UTF-8 encoding in HDF5

UTF-8 Character Encoding in HDF5

James Laird

Motivation

The NetCDF team would like HDF5 to support strings with UTF-8 Unicode character encoding. Currently HDF5 officially supports only strings encoded in standard US ASCII.

What is UTF-8?

Joel Spolsky has written an introduction to character sets and Unicode entitled The Absolute Minimum Every Software Developer Absolutely, Positively Must Know About Unicode and Character Sets.

Briefly: standard ASCII defines characters for byte values between 0 and 127. Values 128 through 255 are not defined by standard ASCII. UTF-8 byte values between 0 and 127 represent the same characters as ASCII--standard ASCII is a subset of UTF-8. ASCII values 128-255 represent different characters depending on which "code page" is currently loaded. UTF-8 also uses these values to represent characters outside of unaccented American English.

The convenient side-effect of this is that any UTF-8 string is also a valid ASCII string, although not necessarily one with the same meaning. Any string consisting of only standard ASCII characters (unaccented American English characters) is identical in ASCII and UTF-8 encodings.
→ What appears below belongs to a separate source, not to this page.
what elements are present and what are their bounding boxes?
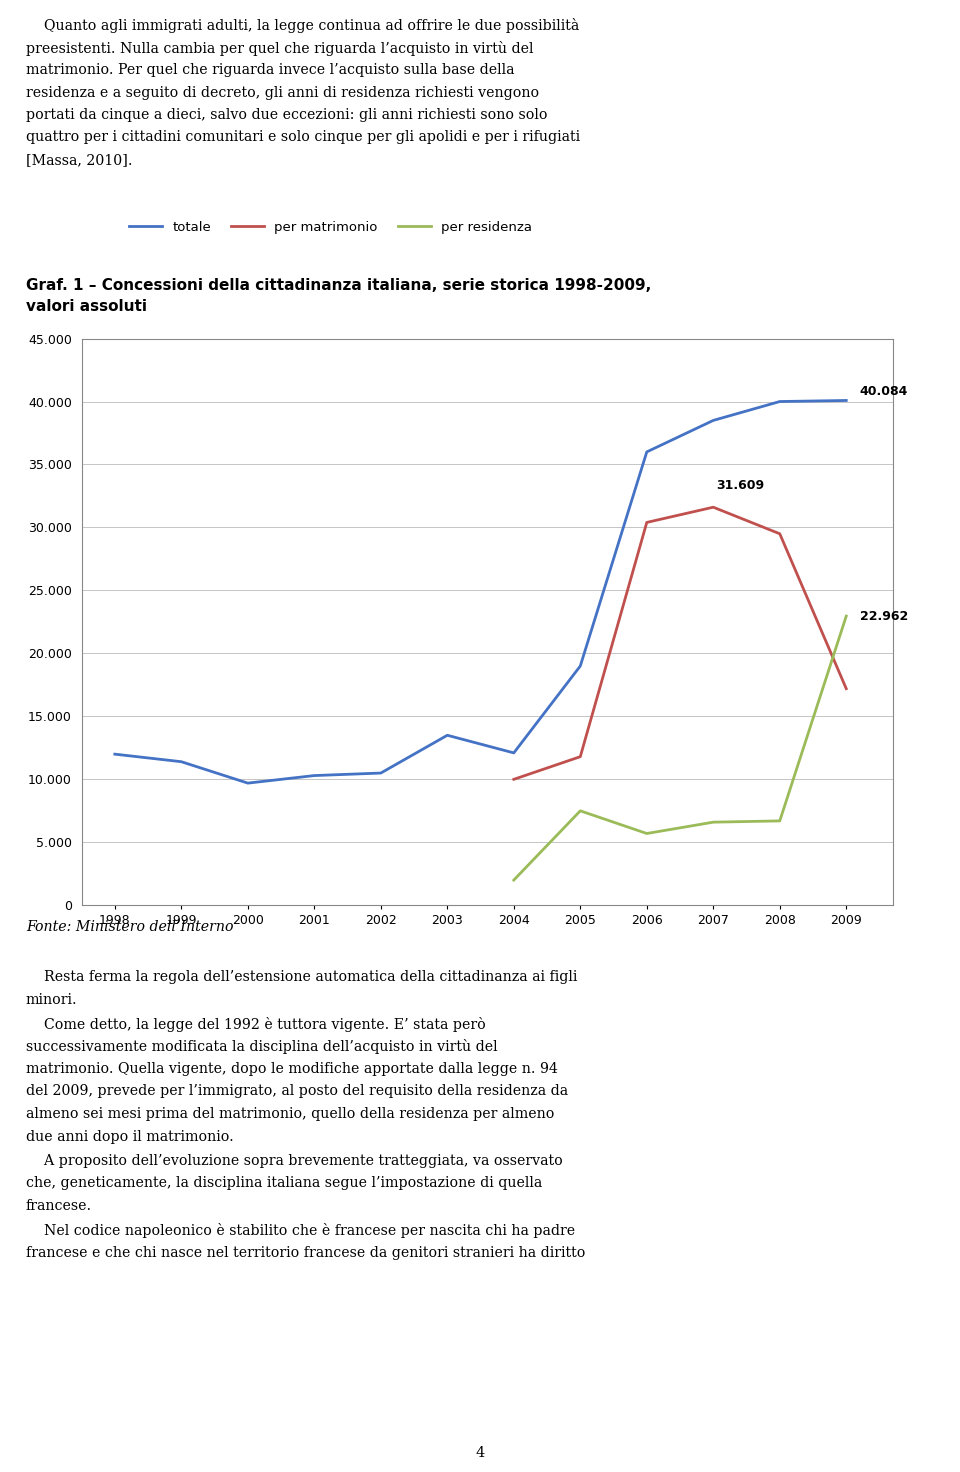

UTF-8 does store some characters as multiple bytes (up to four bytes); all multibyte characters use byte values of 128-255. NULL-termination, space padding, and C string routines all operate identically on UTF-8 as they do on ASCII characters and strings. The fact that UTF-8 has mutibyte characters means that the number of bytes in a string is not necessarily the number of characters in that string, but the number of bytes is usually the important factor for storing and manipulating the string.

The ASCII and UTF-8 must be displayed differently for characters outside of the standard ASCII set, but this is the responsibility of the displaying software, not of HDF5. ASCII and UTF-8 strings can be stored and manipulated identically by HDF5.

Proposed action to investigate further:

Write tests to ensure that UTF-8 characters can be used in the library. The tests would ensure that strings including non-ASCII characters don't break any functionality, and can be returned to the user unaltered. This would need to be tested everywhere the library uses character strings, which includes the following places (AFAIK):
- Attributes
- Datasets
- Groups
- Files
- Property List Classes
- Properties
- Comments on filters
- References
- Datatypes

What would UTF-8 support mean?

If these tests pass, we can discuss officially adding UTF-8 support to HDF5. This would probably consist of:
   - checking in the UTF-8 tests to CVS
   - adding UTF-8 to HDF5's list of character encodings (allowing users to designate a string as either UTF-8 or ASCII)
   - allowing users to flag names of objects that do not have a character encoding (datasets, groups, attributes, properties, etc.) as being in UTF-8 rather than ASCII.

Alternately, UTF-8 could be the default encoding of HDF5. This would not require object names to be flagged--since standard ASCII is a subset of UTF-8, users would be free to use standard ASCII encoding by not using any byte values above 127. We would still allow users to label their string data as using the ASCII character set.
This option might confuse users who don't realize that ASCII only encodes values for 127 characters or who worry that UTF-8 will change the encoding of their ASCII names.